I am sure this can be done as I have seen a few threads on this hear, but I am looking for any tips that you guys on how best to do this.

For example, where would the best plan to put the A-MAZE-N (I have both an AMNPS and AMNTS.

Cheese placement?

Any other tips?

Thanks in advance,

Koze


----------



## donr (Dec 4, 2015)

I have cold smoked stuff in my gas grill with my AMNPS to great success.  I have a 4 burner (front to back) grill.  I pull a grate off, remove the middle 2 heat deflector things so I can set the AMNPS onto the floor of the grill.  My grill will pull air in from a gap around the floor so the air comes in lower than the AMNPS, which is good.  I put a well seasoned disposable aluminum pan with holes in the bottom on the two exposed burners.  This helps distribute the smoke and not blast the cheese directly over the AMNPS.  Replace the grate to put stuff on it.  I have some vents in the back of the grill that I partially block off with paper towels so the smoke flows around instead of going straight out the center vent.  Your grill is probably different.
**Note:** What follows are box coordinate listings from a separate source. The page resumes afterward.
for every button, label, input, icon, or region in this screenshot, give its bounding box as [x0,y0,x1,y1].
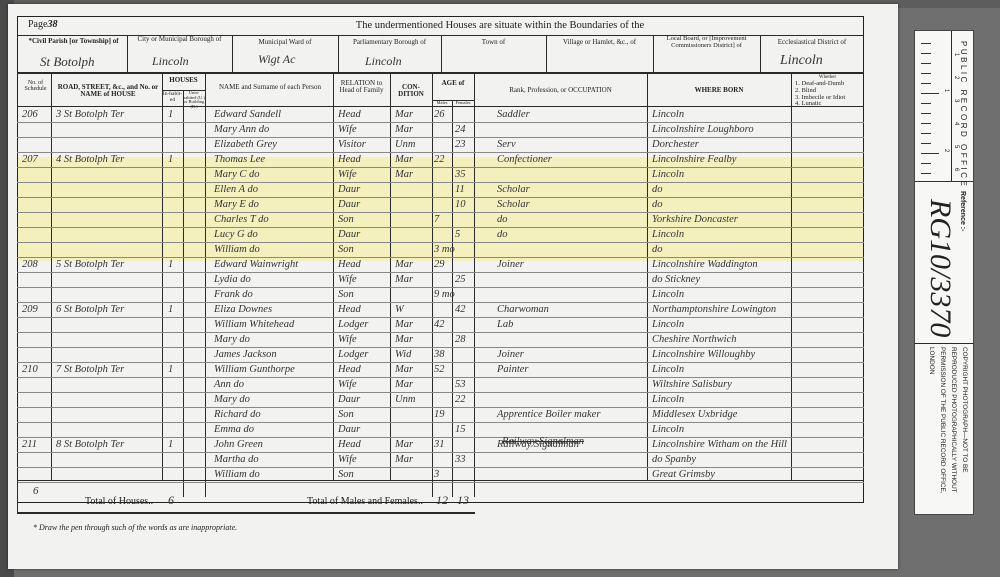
row-rule [17,347,864,348]
totals-schedules-mark: 6 [33,486,39,497]
cell-where-born: do Stickney [652,275,700,286]
row-rule [17,212,864,213]
col-header-occupation: Rank, Profession, or OCCUPATION [474,87,647,94]
cell-condition: Mar [395,110,413,121]
cell-occupation: Saddler [497,110,530,121]
cell-where-born: Lincoln [652,290,684,301]
row-rule [17,422,864,423]
cell-name: Lucy G do [214,230,258,241]
totals-males: 12 [436,494,448,506]
cell-female-age: 33 [455,455,466,466]
boundary-label-local-board: Local Board, or [Improvement Commissione… [653,36,760,50]
col-header-road: ROAD, STREET, &c., and No. or NAME of HO… [56,84,160,99]
row-rule [17,137,864,138]
rule [17,480,18,513]
row-rule [17,242,864,243]
cell-where-born: do Spanby [652,455,696,466]
cell-relation: Wife [338,125,357,136]
cell-where-born: Lincolnshire Witham on the Hill [652,440,787,451]
cell-schedule: 209 [22,305,38,316]
rule [17,106,864,107]
ruler-tick [921,43,931,44]
cell-where-born: do [652,200,663,211]
row-rule [17,437,864,438]
cell-relation: Head [338,155,361,166]
cell-where-born: Lincoln [652,425,684,436]
col-header-disabilities: 1. Deaf-and-Dumb 2. Blind 3. Imbecile or… [795,81,865,108]
cell-condition: Unm [395,395,415,406]
cell-female-age: 42 [455,305,466,316]
rule [17,72,864,74]
office-name: PUBLIC RECORD OFFICE [959,41,968,188]
cell-condition: Mar [395,275,413,286]
cell-inhabited: 1 [168,440,173,451]
cell-where-born: Lincolnshire Loughboro [652,125,754,136]
title-banner: The undermentioned Houses are situate wi… [300,20,700,31]
cell-female-age: 35 [455,170,466,181]
cell-name: Charles T do [214,215,269,226]
rule [51,74,52,480]
row-rule [17,197,864,198]
col-header-condition: CON-DITION [390,84,432,99]
cell-condition: Mar [395,440,413,451]
cell-name: William do [214,245,260,256]
cell-female-age: 28 [455,335,466,346]
cell-female-age: 10 [455,200,466,211]
cell-male-age: 52 [434,365,445,376]
ruler-tick [921,173,931,174]
cell-name: William Gunthorpe [214,365,295,376]
row-rule [17,407,864,408]
struck-occupation: Railway Signalman [502,437,584,448]
cell-where-born: Lincoln [652,365,684,376]
col-header-age: AGE of [432,80,474,87]
boundary-label-parliamentary: Parliamentary Borough of [338,39,441,46]
cell-name: Thomas Lee [214,155,265,166]
col-header-houses: HOUSES [162,77,205,84]
cell-occupation: do [497,215,508,226]
ruler-tick [921,73,931,74]
row-rule [17,392,864,393]
cell-road: 3 St Botolph Ter [56,110,124,121]
cell-inhabited: 1 [168,260,173,271]
cell-occupation: do [497,230,508,241]
reference-value: RG10/3370 [923,199,957,337]
ruler-cm-5: 5 [953,145,959,148]
cell-relation: Visitor [338,140,366,151]
cell-occupation: Serv [497,140,516,151]
cell-male-age: 9 mo [434,290,455,301]
ruler-cm-6: 6 [953,168,959,171]
cell-where-born: do [652,245,663,256]
public-record-office-label: PUBLIC RECORD OFFICE 1 2 1 2 3 4 5 6 Ref… [914,30,974,515]
cell-relation: Head [338,260,361,271]
ruler-tick [921,103,931,104]
cell-occupation: Joiner [497,260,524,271]
rule [333,74,334,480]
cell-condition: Mar [395,125,413,136]
cell-where-born: Lincoln [652,320,684,331]
boundary-label-ecclesiastical: Ecclesiastical District of [760,39,864,46]
copyright-notice: COPYRIGHT PHOTOGRAPH—NOT TO BE REPRODUCE… [920,347,970,507]
cell-inhabited: 1 [168,155,173,166]
totals-females: 13 [457,494,469,506]
cell-name: Frank do [214,290,253,301]
cell-name: Edward Wainwright [214,260,298,271]
totals-houses-label: Total of Houses.. [85,497,153,508]
cell-condition: Mar [395,455,413,466]
cell-relation: Head [338,440,361,451]
cell-name: Lydia do [214,275,251,286]
cell-inhabited: 1 [168,365,173,376]
cell-female-age: 15 [455,425,466,436]
cell-male-age: 26 [434,110,445,121]
cell-occupation: Lab [497,320,513,331]
cell-female-age: 23 [455,140,466,151]
row-rule [17,362,864,363]
cell-relation: Wife [338,380,357,391]
cell-road: 5 St Botolph Ter [56,260,124,271]
cell-occupation: Joiner [497,350,524,361]
cell-where-born: Northamptonshire Lowington [652,305,776,316]
cell-where-born: Cheshire Northwich [652,335,737,346]
cell-condition: Mar [395,365,413,376]
row-rule [17,122,864,123]
row-rule [17,152,864,153]
cell-name: Mary C do [214,170,260,181]
rule [915,343,973,344]
cell-relation: Head [338,365,361,376]
cell-where-born: Lincoln [652,230,684,241]
cell-relation: Head [338,305,361,316]
cell-where-born: Great Grimsby [652,470,715,481]
cell-condition: Mar [395,155,413,166]
cell-male-age: 31 [434,440,445,451]
cell-male-age: 3 [434,470,439,481]
rule [390,74,391,480]
rule [951,31,952,181]
cell-relation: Wife [338,275,357,286]
cell-occupation: Confectioner [497,155,552,166]
cell-name: Mary Ann do [214,125,269,136]
ruler-tick [921,163,931,164]
boundary-label-borough: City or Municipal Borough of [127,36,232,43]
col-header-relation: RELATION to Head of Family [333,80,390,95]
col-header-males: Males [432,101,452,106]
cell-name: Richard do [214,410,261,421]
row-rule [17,377,864,378]
col-header-schedule: No. of Schedule [20,80,51,93]
col-header-name: NAME and Surname of each Person [210,84,330,91]
boundary-label-parish: *Civil Parish [or Township] of [20,38,127,45]
cell-relation: Wife [338,335,357,346]
cell-where-born: Lincoln [652,170,684,181]
row-rule [17,272,864,273]
cell-relation: Son [338,410,354,421]
cell-name: Mary do [214,395,250,406]
cell-name: William Whitehead [214,320,294,331]
cell-name: Edward Sandell [214,110,281,121]
row-rule [17,182,864,183]
cell-road: 7 St Botolph Ter [56,365,124,376]
cell-name: Martha do [214,455,259,466]
totals-persons-label: Total of Males and Females.. [307,497,423,508]
cell-male-age: 38 [434,350,445,361]
cell-condition: Mar [395,380,413,391]
cell-relation: Daur [338,395,360,406]
col-header-where-born: WHERE BORN [647,87,791,94]
cell-relation: Wife [338,170,357,181]
cell-condition: Mar [395,260,413,271]
cell-relation: Daur [338,230,360,241]
ruler-cm-1: 1 [953,53,959,56]
cell-where-born: Lincolnshire Willoughby [652,350,755,361]
row-rule [17,227,864,228]
cell-condition: Mar [395,320,413,331]
row-rule [17,482,864,483]
boundary-value-ward: Wigt Ac [258,53,295,65]
rule [791,74,792,480]
cell-name: Mary do [214,335,250,346]
row-rule [17,452,864,453]
page-label-text: Page [28,19,47,30]
ruler-tick [921,93,939,94]
cell-relation: Son [338,470,354,481]
boundary-value-parish: St Botolph [40,55,95,68]
cell-male-age: 29 [434,260,445,271]
cell-schedule: 207 [22,155,38,166]
boundary-value-ecclesiastical: Lincoln [780,54,823,68]
cell-male-age: 7 [434,215,439,226]
page-number: 38 [47,19,57,30]
cell-where-born: Wiltshire Salisbury [652,380,732,391]
cell-occupation: Scholar [497,185,530,196]
ruler-tick [921,123,931,124]
cell-schedule: 206 [22,110,38,121]
cell-male-age: 22 [434,155,445,166]
boundary-label-village: Village or Hamlet, &c., of [546,39,653,46]
cell-where-born: Lincoln [652,110,684,121]
row-rule [17,302,864,303]
cell-female-age: 24 [455,125,466,136]
boundary-value-parliamentary: Lincoln [365,55,402,67]
ruler-tick [921,133,931,134]
ruler-tick [921,83,931,84]
cell-name: Eliza Downes [214,305,272,316]
rule [17,480,864,481]
cell-male-age: 19 [434,410,445,421]
cell-name: William do [214,470,260,481]
ruler-cm-2: 2 [953,76,959,79]
totals-houses-value: 6 [168,494,174,506]
cell-condition: Mar [395,170,413,181]
cell-occupation: Painter [497,365,529,376]
cell-name: Ann do [214,380,244,391]
rule [647,74,648,480]
footnote: * Draw the pen through such of the words… [33,523,237,532]
ruler-tick [921,53,931,54]
rule [17,512,475,514]
cell-name: Mary E do [214,200,259,211]
boundary-label-ward: Municipal Ward of [232,39,338,46]
cell-condition: Mar [395,335,413,346]
cell-relation: Lodger [338,320,368,331]
ruler-inch-1: 1 [943,89,949,92]
cell-where-born: Lincolnshire Fealby [652,155,736,166]
row-rule [17,332,864,333]
cell-relation: Son [338,215,354,226]
rule [162,74,163,480]
row-rule [17,287,864,288]
row-rule [17,257,864,258]
col-header-females: Females [452,101,474,106]
ruler-inch-2: 2 [943,149,949,152]
cell-female-age: 5 [455,230,460,241]
cell-where-born: Dorchester [652,140,699,151]
cell-relation: Daur [338,200,360,211]
ruler: PUBLIC RECORD OFFICE 1 2 1 2 3 4 5 6 [915,31,973,182]
boundary-label-town: Town of [441,39,546,46]
ruler-tick [921,63,931,64]
cell-male-age: 42 [434,320,445,331]
col-header-inhabited: In-habit-ed [162,92,183,104]
cell-relation: Wife [338,455,357,466]
row-rule [17,467,864,468]
ruler-cm-4: 4 [953,122,959,125]
cell-condition: W [395,305,404,316]
cell-name: Emma do [214,425,254,436]
cell-inhabited: 1 [168,305,173,316]
cell-male-age: 3 mo [434,245,455,256]
cell-road: 6 St Botolph Ter [56,305,124,316]
copyright-block: COPYRIGHT PHOTOGRAPH—NOT TO BE REPRODUCE… [920,347,970,507]
cell-relation: Son [338,245,354,256]
cell-occupation: Apprentice Boiler maker [497,410,600,421]
cell-occupation: Scholar [497,200,530,211]
page-label: Page38 [28,20,57,31]
cell-road: 4 St Botolph Ter [56,155,124,166]
cell-where-born: Lincolnshire Waddington [652,260,758,271]
cell-where-born: Lincoln [652,395,684,406]
boundary-value-borough: Lincoln [152,55,189,67]
cell-female-age: 53 [455,380,466,391]
row-rule [17,167,864,168]
reference-label: Reference :- [959,191,966,231]
cell-relation: Daur [338,425,360,436]
cell-name: James Jackson [214,350,277,361]
col-header-uninhabited: Unin-habited (U.) or Building (B.) [183,91,205,110]
cell-occupation: Charwoman [497,305,549,316]
cell-relation: Son [338,290,354,301]
ruler-tick [921,153,939,154]
ruler-tick [921,113,931,114]
cell-relation: Head [338,110,361,121]
cell-relation: Daur [338,185,360,196]
row-rule [17,317,864,318]
ruler-tick [921,143,931,144]
cell-schedule: 210 [22,365,38,376]
cell-where-born: Middlesex Uxbridge [652,410,737,421]
cell-female-age: 11 [455,185,465,196]
cell-schedule: 208 [22,260,38,271]
cell-where-born: Yorkshire Doncaster [652,215,738,226]
cell-name: Ellen A do [214,185,258,196]
disability-4: 4. Lunatic [795,101,865,108]
cell-inhabited: 1 [168,110,173,121]
ruler-cm-3: 3 [953,99,959,102]
cell-condition: Unm [395,140,415,151]
cell-condition: Wid [395,350,411,361]
cell-schedule: 211 [22,440,37,451]
cell-female-age: 25 [455,275,466,286]
cell-female-age: 22 [455,395,466,406]
cell-name: John Green [214,440,263,451]
cell-name: Elizabeth Grey [214,140,277,151]
cell-relation: Lodger [338,350,368,361]
cell-where-born: do [652,185,663,196]
cell-road: 8 St Botolph Ter [56,440,124,451]
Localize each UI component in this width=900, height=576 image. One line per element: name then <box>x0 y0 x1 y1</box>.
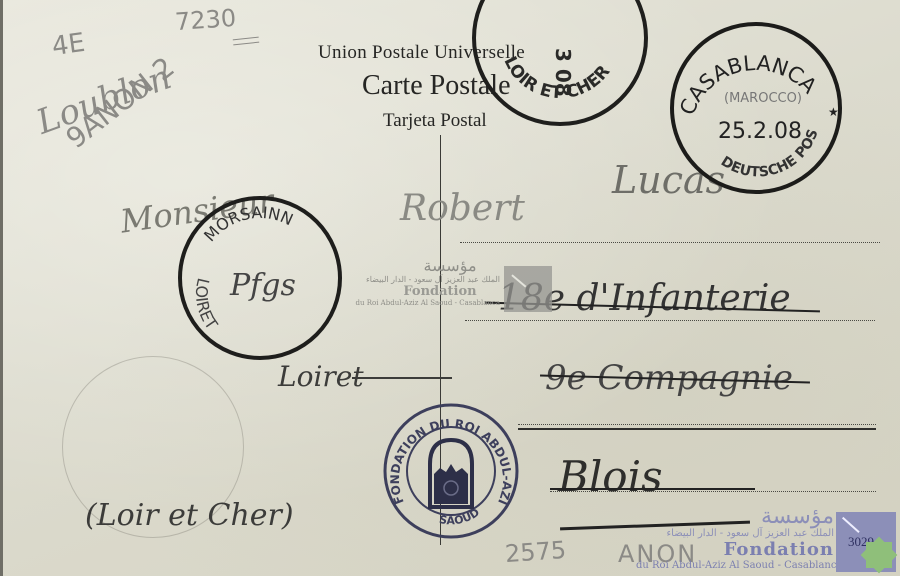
watermark-center-slash <box>512 274 527 287</box>
watermark-latin-sub: du Roi Abdul-Aziz Al Saoud - Casablanca <box>636 560 834 571</box>
address-line-2 <box>465 320 875 321</box>
watermark-arabic-sub: الملك عبد العزيز آل سعود - الدار البيضاء <box>636 528 834 539</box>
watermark-logo-square: 3029 <box>836 512 896 572</box>
addressee-first-name: Robert <box>400 188 525 229</box>
watermark-latin-title: Fondation <box>636 539 834 560</box>
casablanca-postmark: CASABLANCA (MAROCCO) 25.2.08 DEUTSCHE PO… <box>668 20 844 196</box>
address-city-strikethrough <box>550 488 755 490</box>
address-underline-3 <box>518 428 876 430</box>
handwriting-place: Loiret <box>278 360 364 393</box>
watermark-arabic-title: مؤسسة <box>636 506 834 528</box>
svg-text:3 08: 3 08 <box>551 48 575 97</box>
postcard: Union Postale Universelle Carte Postale … <box>0 0 900 576</box>
svg-text:25.2.08: 25.2.08 <box>718 119 802 144</box>
watermark-center-square <box>504 266 552 312</box>
foundation-seal: FONDATION DU ROI ABDUL-AZIZ SAOUD <box>382 402 520 540</box>
watermark-logo-slash <box>842 517 859 533</box>
watermark-center: مؤسسة الملك عبد العزيز آل سعود - الدار ا… <box>340 256 500 307</box>
svg-text:MORSAINN: MORSAINN <box>200 203 296 245</box>
loir-et-cher-postmark: LOIR ET CHER 3 08 <box>470 0 650 128</box>
pencil-code: 4E <box>50 28 87 62</box>
pencil-underline <box>233 37 259 46</box>
watermark-logo: مؤسسة الملك عبد العزيز آل سعود - الدار ا… <box>636 506 834 571</box>
address-line-3 <box>518 424 876 425</box>
handwriting-place-tail <box>352 377 452 379</box>
svg-text:CASABLANCA: CASABLANCA <box>675 51 822 119</box>
pencil-number: 7230 <box>174 4 237 36</box>
watermark-center-latin-title: Fondation <box>340 284 500 299</box>
watermark-center-latin-sub: du Roi Abdul-Aziz Al Saoud - Casablanca <box>330 299 500 307</box>
watermark-center-arabic-title: مؤسسة <box>340 256 500 275</box>
address-city: Blois <box>558 452 663 501</box>
pencil-bottom-number: 2575 <box>504 536 567 568</box>
svg-text:★: ★ <box>828 105 839 119</box>
left-postmark: MORSAINN LOIRET <box>175 193 345 363</box>
address-line-1 <box>460 242 880 243</box>
watermark-center-arabic-sub: الملك عبد العزيز آل سعود - الدار البيضاء <box>340 275 500 284</box>
card-edge <box>0 0 3 576</box>
svg-text:(MAROCCO): (MAROCCO) <box>724 91 802 106</box>
handwriting-region: (Loir et Cher) <box>85 498 294 533</box>
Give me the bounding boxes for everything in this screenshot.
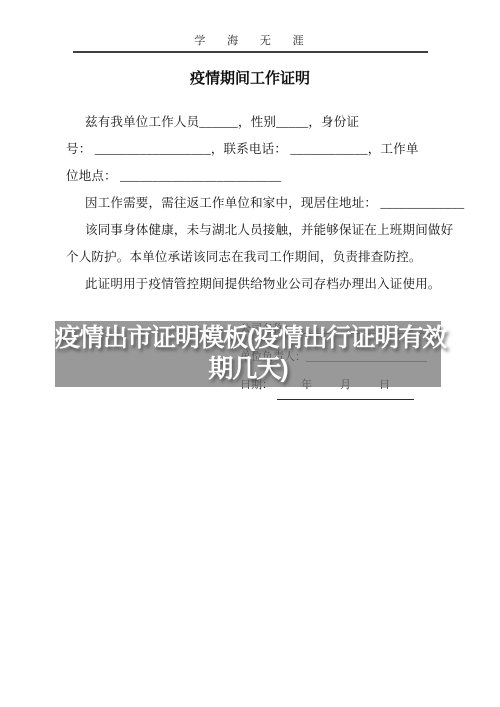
body-line: 此证明用于疫情管控期间提供给物业公司存档办理出入证使用。 [66,271,440,298]
body-line: 该同事身体健康，未与湖北人员接触，并能够保证在上班期间做好 [66,217,440,244]
body-line: 位地点： _________________________ [66,163,440,190]
body-line: 因工作需要，需往返工作单位和家中，现居住地址： _____________ [66,190,440,217]
page-header: 学 海 无 涯 [73,31,428,53]
document-title: 疫情期间工作证明 [0,67,500,88]
body-line: 号： __________________，联系电话： ____________… [66,136,440,163]
body-line: 个人防护。本单位承诺该同志在我司工作期间，负责排查防控。 [66,244,440,271]
header-motto: 学 海 无 涯 [194,32,306,51]
document-page: { "colors": { "page_background": "#fffff… [0,0,500,707]
certificate-body: 兹有我单位工作人员______，性别_____，身份证 号： _________… [66,109,440,298]
watermark-title-line1: 疫情出市证明模板(疫情出行证明有效 [55,323,441,354]
body-line: 兹有我单位工作人员______，性别_____，身份证 [66,109,440,136]
watermark-title-line2: 期几天) [55,354,441,385]
watermark-band: 疫情出市证明模板(疫情出行证明有效 期几天) [55,321,441,387]
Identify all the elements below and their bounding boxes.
People have also used cardboard boxes with make shift racks for cold smokers as well.  I've thought about making a plywood box with a bunch of shelf holders for the job.

Don


----------



## cmayna (Dec 4, 2015)

Between the AMNPS vs AMNTS,  I would also use the AMNPS for to me it generates a smaller and cooler glow.  Yes, separate the smoke generator from the cheese as far as you can to help keep the temp down.  And yes a tall cardboard box with shelves in it works pretty good.  I use my vertical propane smoker for all my cold smoking needs, with the propane not turned on.  The AMNPS is down under the propane burner and the cheese or butter are typically located on the upper racks.

Have fun.


----------